Cardeal Mario Grech, secretário-geral do Sínodo dos Bispos

“O clericalismo, o chauvinismo e o uso inadequado da autoridade continuam a desfigurar o rosto da Igreja e a prejudicar a comunhão”, lê-se no relatório. “É necessária uma profunda conversão espiritual como base para qualquer mudança estrutural.”

O sínodo ficou também marcado pela imagem das mesas redondas: ao contrário de outras sessões, realizadas num auditório convencional, esta assembleia ocorreu num enorme salão com os participantes dispostos em mesas redondas, em pequenos grupos que misturavam cardeais, bispos, padres, freiras e leigos, organizados por grupos linguísticos.
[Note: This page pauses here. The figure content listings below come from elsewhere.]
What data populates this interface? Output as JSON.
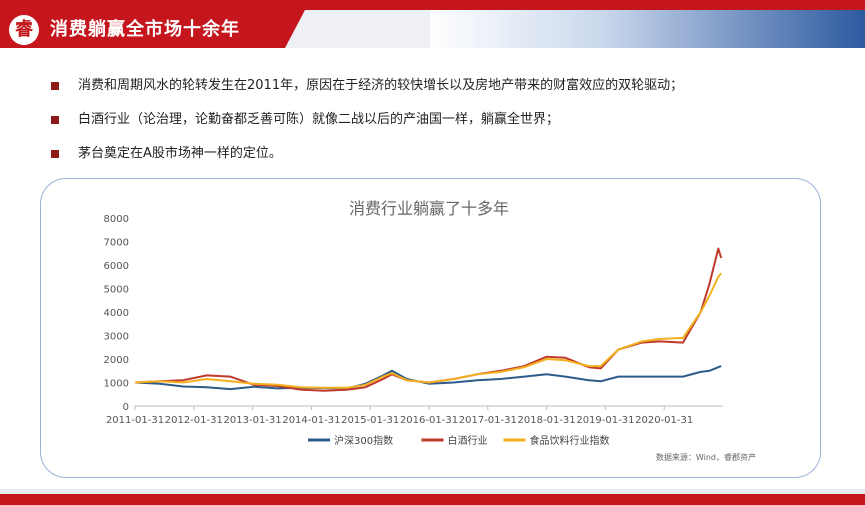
{
  "header": {
    "logo_glyph": "睿",
    "title": "消费躺赢全市场十余年",
    "colors": {
      "accent": "#c4161c",
      "blue": "#2d5aa0"
    }
  },
  "bullets": [
    "消费和周期风水的轮转发生在2011年，原因在于经济的较快增长以及房地产带来的财富效应的双轮驱动；",
    "白酒行业（论治理，论勤奋都乏善可陈）就像二战以后的产油国一样，躺赢全世界；",
    "茅台奠定在A股市场神一样的定位。"
  ],
  "chart_data": {
    "type": "line",
    "title": "消费行业躺赢了十多年",
    "source": "数据来源：Wind，睿郡资产",
    "x_ticks": [
      "2011-01-31",
      "2012-01-31",
      "2013-01-31",
      "2014-01-31",
      "2015-01-31",
      "2016-01-31",
      "2017-01-31",
      "2018-01-31",
      "2019-01-31",
      "2020-01-31"
    ],
    "ylim": [
      0,
      8000
    ],
    "y_ticks": [
      0,
      1000,
      2000,
      3000,
      4000,
      5000,
      6000,
      7000,
      8000
    ],
    "x": [
      2011.08,
      2011.5,
      2011.9,
      2012.3,
      2012.7,
      2013.1,
      2013.5,
      2013.9,
      2014.3,
      2014.7,
      2015.0,
      2015.3,
      2015.45,
      2015.7,
      2016.08,
      2016.5,
      2016.9,
      2017.3,
      2017.7,
      2018.08,
      2018.4,
      2018.8,
      2019.0,
      2019.3,
      2019.7,
      2020.0,
      2020.4,
      2020.7,
      2020.85,
      2021.0,
      2021.05
    ],
    "series": [
      {
        "name": "沪深300指数",
        "color": "#2e5c8a",
        "values": [
          1000,
          950,
          830,
          800,
          720,
          820,
          750,
          780,
          760,
          750,
          950,
          1300,
          1500,
          1150,
          950,
          1000,
          1100,
          1150,
          1250,
          1350,
          1250,
          1100,
          1050,
          1250,
          1250,
          1250,
          1250,
          1450,
          1500,
          1650,
          1700
        ]
      },
      {
        "name": "白酒行业",
        "color": "#c0392b",
        "values": [
          1000,
          1050,
          1100,
          1300,
          1250,
          900,
          850,
          700,
          650,
          700,
          800,
          1150,
          1350,
          1100,
          1000,
          1150,
          1350,
          1500,
          1700,
          2100,
          2050,
          1650,
          1600,
          2400,
          2700,
          2750,
          2700,
          4000,
          5200,
          6700,
          6300
        ]
      },
      {
        "name": "食品饮料行业指数",
        "color": "#f2b01e",
        "values": [
          1000,
          1050,
          1000,
          1150,
          1050,
          950,
          900,
          800,
          780,
          780,
          900,
          1250,
          1400,
          1100,
          1000,
          1150,
          1350,
          1450,
          1650,
          2000,
          1950,
          1700,
          1700,
          2400,
          2750,
          2850,
          2900,
          4000,
          4700,
          5500,
          5650
        ]
      }
    ]
  }
}
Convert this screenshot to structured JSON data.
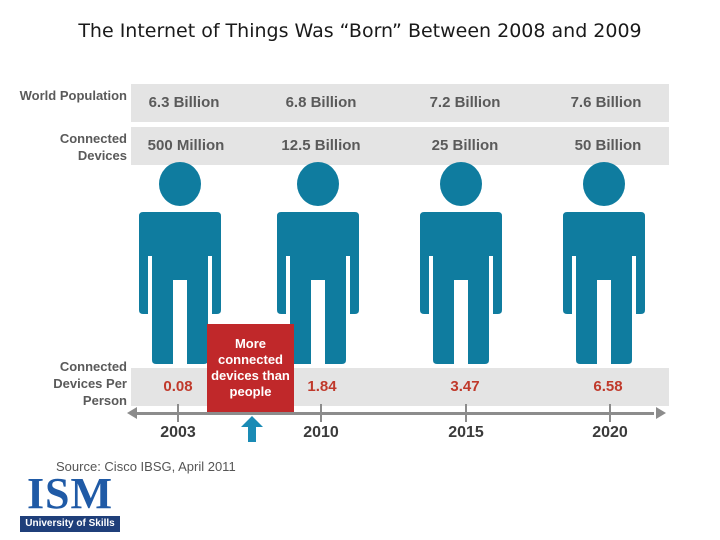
{
  "title": "The Internet of Things Was “Born” Between 2008 and 2009",
  "labels": {
    "world_population": "World Population",
    "connected_devices": "Connected Devices",
    "devices_per_person": "Connected Devices Per Person"
  },
  "world_population": [
    "6.3 Billion",
    "6.8 Billion",
    "7.2 Billion",
    "7.6 Billion"
  ],
  "connected_devices": [
    "500 Million",
    "12.5 Billion",
    "25 Billion",
    "50 Billion"
  ],
  "devices_per_person": [
    "0.08",
    "1.84",
    "3.47",
    "6.58"
  ],
  "years": [
    "2003",
    "2010",
    "2015",
    "2020"
  ],
  "callout": "More connected devices than people",
  "source": "Source: Cisco IBSG, April 2011",
  "logo": {
    "main": "ISM",
    "sub": "University of Skills"
  },
  "colors": {
    "person": "#0f7c9f",
    "callout": "#c0282a",
    "ratio_text": "#c0392b",
    "arrow": "#1a8bb5",
    "band": "#e4e4e4"
  }
}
Essa transformação da própria organização espacial do sínodo foi uma das traduções do próprio modelo sinodal, em que todos tiveram voz de igual para igual.

O cardeal luxemburguês Jean-Claude Hollerich, que foi o relator-geral do sínodo, admitiu numa conferência de imprensa este fim de semana que, no início do processo, “alguns bispos não estavam contentes”, mas que isso mudou com o andamento dos trabalhos.

Nessa mesma conferência de imprensa, o cardeal maltês Mario Grech, secretário-geral do Sínodo dos Bispos, explicou que o que consta do relatório de síntese são “os temas que surgiram na assembleia sobre os quais houve um verdadeiro consenso”. Na versão escrita da sua intervenção no encontro com os jornalistas, disponibilizada no site do Vaticano, são usadas letras maiúsculas para a palavra “consenso” na seguinte declaração: “O discernimento eclesial, que se baseia na escuta mútua para compreender para onde o Espírito conduz a Igreja, baseia-se no critério do CONSENSO. Na sociedade civil, genericamente, funcionam duas dinâmicas: ou a decisão de um ou de uns poucos; ou a da maioria. A assembleia também votou, mas em busca do consenso mais amplo e convicto.”

A intervenção de Grech aponta no sentido de o texto final, vago e sem propostas concretas, ter sido o mínimo denominador comum encontrado entre uma assembleia dividida. “Vale a pena explicar este princípio [do consenso], para que não seja compreendido com uma chave sociológica e confundido com os sistemas que regulam a opinião pública”, explicou o cardeal. “Na história da Igreja, especialmente na Igreja antiga, as decisões eram geralmente tomadas por consenso. A palavra latina conspiratio, usada pelos Padres da Igreja, capta bem esta dinâmica: a convergência de todos numa posição, em virtude da ação do Espírito que move os corações à adesão, é o critério e a medida da infalibilidade in credendo [na fé] do santo povo de Deus.”

Ou seja: a totalidade dos fiéis nunca se engana na fé, mesmo quando não encontra as palavras para o explicar. Esta “extraordinária conspiratio dos pastores e dos fiéis”, explicou Grech, está na base dos dogmas definidos pelos papas. “Numa Igreja sinodal, fundada na escuta mútua, este princípio pode ser aplicado aos processos de tomada de decisão.”

Se há temas em que os cristãos expressam um “profundo acordo”, há outros em que “há divergências, dissidências, a ponto de poderem gerar tensões e até produzir divisões e cismas”, reconheceu Grech. “Isto significa que a questão precisa de mais tempo, escuta e estudo, mais aprofundamento a nível da teoria e da prática, uma análise profunda. Numa palavra: discernimento. Decisões precipitadas, declarações tendenciosas, conclusões não partilhadas são o oposto da sinodalidade, porque acabam por abrandar o ‘caminhar juntos’ do Povo de Deus.”